Seca e eleições
Pedro J. Bondaczuk
A
seca no Nordeste, tendo por conseqüência o doloroso drama da fome, que afeta a
quase cinco milhões de sertanejos na região, vem sendo amplamente explorada por
políticos --- governistas e da oposição --- como tema de campanha, com vistas
às eleições de outubro próximo. Em vez de tomarem as providências cabíveis,
para minorar o sofrimento desses brasileiros, pessoas inescrupulosas buscam
tirar vantagens, objetivando conseguir os votos dos despreparados ou mal
informados (infelizmente ainda a maioria) que os manterão encastelados no
poder. Exageram os erros uns dos outros, (e não o problema, que por si só é
gravíssimo) com a evidente finalidade de manipular a opinião pública.
A
oposição, por exemplo, acusa o governo de nada ter feito para prevenir o drama,
já que em setembro do ano passado sabia que haveria seca na região, em
conseqüência do fenômeno climático El Niño.
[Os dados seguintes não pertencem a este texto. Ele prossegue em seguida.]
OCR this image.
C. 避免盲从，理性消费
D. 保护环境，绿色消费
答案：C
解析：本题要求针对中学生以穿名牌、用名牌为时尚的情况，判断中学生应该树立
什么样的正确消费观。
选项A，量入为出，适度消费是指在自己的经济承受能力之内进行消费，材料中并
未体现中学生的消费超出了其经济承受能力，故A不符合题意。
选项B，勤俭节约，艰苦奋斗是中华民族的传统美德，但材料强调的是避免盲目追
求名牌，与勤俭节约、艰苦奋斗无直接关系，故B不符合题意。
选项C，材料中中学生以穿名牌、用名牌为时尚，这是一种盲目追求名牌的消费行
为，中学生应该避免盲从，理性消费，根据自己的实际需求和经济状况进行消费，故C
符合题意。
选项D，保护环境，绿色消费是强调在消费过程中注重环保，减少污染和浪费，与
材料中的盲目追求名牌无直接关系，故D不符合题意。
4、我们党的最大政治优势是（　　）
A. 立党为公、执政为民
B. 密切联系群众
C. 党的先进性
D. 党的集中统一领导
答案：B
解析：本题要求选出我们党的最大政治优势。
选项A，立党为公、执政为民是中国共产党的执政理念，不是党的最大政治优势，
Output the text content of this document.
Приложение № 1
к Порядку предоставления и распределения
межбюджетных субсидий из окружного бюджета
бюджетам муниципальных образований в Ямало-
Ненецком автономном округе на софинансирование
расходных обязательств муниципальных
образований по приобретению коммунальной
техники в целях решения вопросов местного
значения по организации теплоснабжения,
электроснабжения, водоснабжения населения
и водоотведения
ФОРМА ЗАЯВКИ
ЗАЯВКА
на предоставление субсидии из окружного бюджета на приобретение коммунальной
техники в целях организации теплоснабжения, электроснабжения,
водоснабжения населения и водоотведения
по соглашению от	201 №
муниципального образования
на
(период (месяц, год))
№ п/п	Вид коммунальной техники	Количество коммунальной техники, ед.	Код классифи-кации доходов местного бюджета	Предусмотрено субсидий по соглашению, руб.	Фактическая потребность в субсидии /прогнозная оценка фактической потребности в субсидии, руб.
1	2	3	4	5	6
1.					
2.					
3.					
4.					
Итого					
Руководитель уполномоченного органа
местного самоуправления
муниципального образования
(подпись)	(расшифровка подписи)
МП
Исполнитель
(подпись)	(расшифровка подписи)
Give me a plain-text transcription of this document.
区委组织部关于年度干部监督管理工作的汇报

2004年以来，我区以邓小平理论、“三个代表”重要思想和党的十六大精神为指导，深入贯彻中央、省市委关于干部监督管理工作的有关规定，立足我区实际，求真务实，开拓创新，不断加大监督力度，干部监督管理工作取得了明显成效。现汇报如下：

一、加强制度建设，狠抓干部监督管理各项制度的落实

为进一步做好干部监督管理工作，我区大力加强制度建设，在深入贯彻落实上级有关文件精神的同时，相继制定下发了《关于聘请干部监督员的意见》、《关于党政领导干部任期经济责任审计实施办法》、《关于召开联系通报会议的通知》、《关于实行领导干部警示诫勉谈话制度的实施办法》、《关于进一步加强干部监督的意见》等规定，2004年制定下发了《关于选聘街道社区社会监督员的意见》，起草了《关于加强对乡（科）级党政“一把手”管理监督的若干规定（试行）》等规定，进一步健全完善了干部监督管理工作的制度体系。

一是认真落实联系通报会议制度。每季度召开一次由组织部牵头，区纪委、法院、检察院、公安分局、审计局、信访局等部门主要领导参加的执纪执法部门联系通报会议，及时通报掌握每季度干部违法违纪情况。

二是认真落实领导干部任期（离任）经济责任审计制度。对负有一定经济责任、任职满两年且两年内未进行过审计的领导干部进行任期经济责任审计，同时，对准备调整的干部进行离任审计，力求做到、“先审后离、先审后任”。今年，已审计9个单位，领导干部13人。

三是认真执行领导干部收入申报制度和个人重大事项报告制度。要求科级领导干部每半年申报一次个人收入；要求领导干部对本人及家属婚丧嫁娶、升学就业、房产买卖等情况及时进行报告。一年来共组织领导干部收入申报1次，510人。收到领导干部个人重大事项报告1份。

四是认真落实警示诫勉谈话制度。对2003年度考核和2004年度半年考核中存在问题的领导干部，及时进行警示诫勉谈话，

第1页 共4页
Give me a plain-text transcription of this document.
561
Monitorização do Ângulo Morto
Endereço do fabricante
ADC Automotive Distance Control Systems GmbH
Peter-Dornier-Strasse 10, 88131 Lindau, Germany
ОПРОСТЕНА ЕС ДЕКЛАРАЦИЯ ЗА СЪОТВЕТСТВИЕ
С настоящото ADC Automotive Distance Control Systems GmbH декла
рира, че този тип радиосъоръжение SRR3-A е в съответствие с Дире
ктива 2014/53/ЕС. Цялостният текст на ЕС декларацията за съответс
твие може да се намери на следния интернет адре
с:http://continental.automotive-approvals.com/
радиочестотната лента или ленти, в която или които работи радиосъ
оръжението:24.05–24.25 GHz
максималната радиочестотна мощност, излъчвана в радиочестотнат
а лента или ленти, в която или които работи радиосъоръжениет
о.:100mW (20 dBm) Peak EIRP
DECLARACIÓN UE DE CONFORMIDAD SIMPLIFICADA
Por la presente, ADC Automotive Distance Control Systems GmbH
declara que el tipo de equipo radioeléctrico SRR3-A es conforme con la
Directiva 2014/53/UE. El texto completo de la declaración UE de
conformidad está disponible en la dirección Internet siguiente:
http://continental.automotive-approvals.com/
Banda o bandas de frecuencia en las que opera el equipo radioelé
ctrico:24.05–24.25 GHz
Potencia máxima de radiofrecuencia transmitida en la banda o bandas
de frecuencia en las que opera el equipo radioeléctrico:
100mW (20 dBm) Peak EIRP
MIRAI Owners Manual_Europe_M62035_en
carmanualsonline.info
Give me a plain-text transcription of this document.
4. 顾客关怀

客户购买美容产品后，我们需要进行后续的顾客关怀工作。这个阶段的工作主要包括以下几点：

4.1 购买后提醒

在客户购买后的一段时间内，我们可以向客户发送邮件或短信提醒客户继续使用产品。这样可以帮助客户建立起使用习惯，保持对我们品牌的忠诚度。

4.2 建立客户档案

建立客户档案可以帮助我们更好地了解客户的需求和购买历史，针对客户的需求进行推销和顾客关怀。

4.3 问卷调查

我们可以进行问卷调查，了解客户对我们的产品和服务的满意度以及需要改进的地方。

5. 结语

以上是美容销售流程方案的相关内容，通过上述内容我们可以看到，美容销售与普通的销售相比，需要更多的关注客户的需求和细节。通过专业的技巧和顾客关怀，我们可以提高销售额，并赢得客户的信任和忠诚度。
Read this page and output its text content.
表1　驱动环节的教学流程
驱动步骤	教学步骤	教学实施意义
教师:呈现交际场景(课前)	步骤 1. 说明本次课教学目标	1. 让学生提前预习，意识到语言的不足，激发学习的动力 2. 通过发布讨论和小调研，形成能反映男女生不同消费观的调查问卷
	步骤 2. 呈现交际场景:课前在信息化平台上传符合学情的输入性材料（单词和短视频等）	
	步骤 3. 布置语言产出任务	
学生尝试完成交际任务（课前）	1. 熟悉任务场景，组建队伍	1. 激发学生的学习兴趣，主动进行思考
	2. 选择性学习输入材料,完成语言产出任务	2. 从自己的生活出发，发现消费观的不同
A acusação, no entanto, não é de
todo procedente. É certo que faltou presteza no atendimento dos flagelados,
provavelmente em decorrência do excesso de burocracia, este mal que tanto
azucrina a vida pública brasileira. Não se agiu, como se deveria, em sentido
preventivo, mesmo existindo recursos para isso.
Os
governistas, por seu turno, exageram a participação do Movimento dos
Trabalhadores Rurais Sem-Terra nos saques ocorridos em armazéns e
supermercados, insuflando os desesperados flagelados a cometerem esse delito. O
MST não é integrado por "santos", é óbvio. Tem, evidentemente,
explorado politicamente o problema, como fazem seus adversários. É culpado por
esse desrespeito ao patrimônio alheio e, portanto, cúmplice, quando não agente
direto, do crime. Mas longe das proporções apontadas.
Relatório
da Polícia Militar no Nordeste, divulgado no dia 26 pelo jornal Folha de São
Paulo, dá conta de que, em apenas nove dos 46 saques ocorridos na região, houve
a interferência dos sem-terra. Claro que se trata de questão de princípio, de
respeito à lei, e não de números. Mas é evidente a exploração política desses
episódios, para jogar a opinião pública contra determinado candidato à
Presidência, no caso o petista Luís Inácio Lula da Silva, que por sinal se opõe
a essa atitude.
Melhor
fariam as duas partes se agissem como vêm fazendo milhares de pessoas e
entidades, a maioria anônimos, promovendo campanhas de arrecadação de alimentos
e medicamentos para socorrer os irmãos nordestinos. E não se trata de caridade,
conforme alguns insinuam. É genuíno, espontâneo e louvável ato de solidariedade
humana.
É
até redundante dizer da necessidade de uma solução definitiva para o problema
da seca. Este poderia ter sido equacionado, ou pelo menos reduzido, há tempos,
desde o início do século, caso não houvesse quem se beneficiasse da desgraça
alheia.
Gerações
e mais gerações de brasileiros têm ouvido falar desse flagelo, sem que nada de
eficaz tenha sido feito a respeito. Cria-se, aqui ou ali, uma ou outra frente
de trabalho, sabidamente ineficaz. Distribuem-se minguadas rações de comida,
que mal dão para manter uma pessoa viva por um mês. E, muitas vezes, nem isso é
feito, deixando o sertanejo relegado ao próprio destino. Planos contra a seca
existem em profusão, como o de perfuração de poços artesianos nas zonas mais
críticas, o do desvio do Rio São Francisco para essas áreas e tantos outros
projetos factíveis, relativamente baratos, mas que nunca saem do papel.
Políticos
cínicos temem perder seu "cabo eleitoral" preferido. Sem sermos
pessimistas, todos temos a íntima convicção de que outras tantas secas virão,
trazendo as mesmíssimas conseqüências sociais da atual, sem que nada de eficaz
e competente seja feito em favor da sofrida e valente população nordestina.
Espertalhões inescrupulosos continuarão explorando, sem nenhuma cerimônia, essa
tremenda tragédia humana, convencendo os inocentes úteis a lhe darem seus
votos, e estes darão, os mantendo na vida pública por anos a fio, quando
deveriam banir essa corja, que não tem censo cívico, responsabilidade ou a
mínima consideração pelo sofrimento alheio.
(Texto
escrito em 26 de maio de 1998 e publicado como editorial na Folha do Taquaral).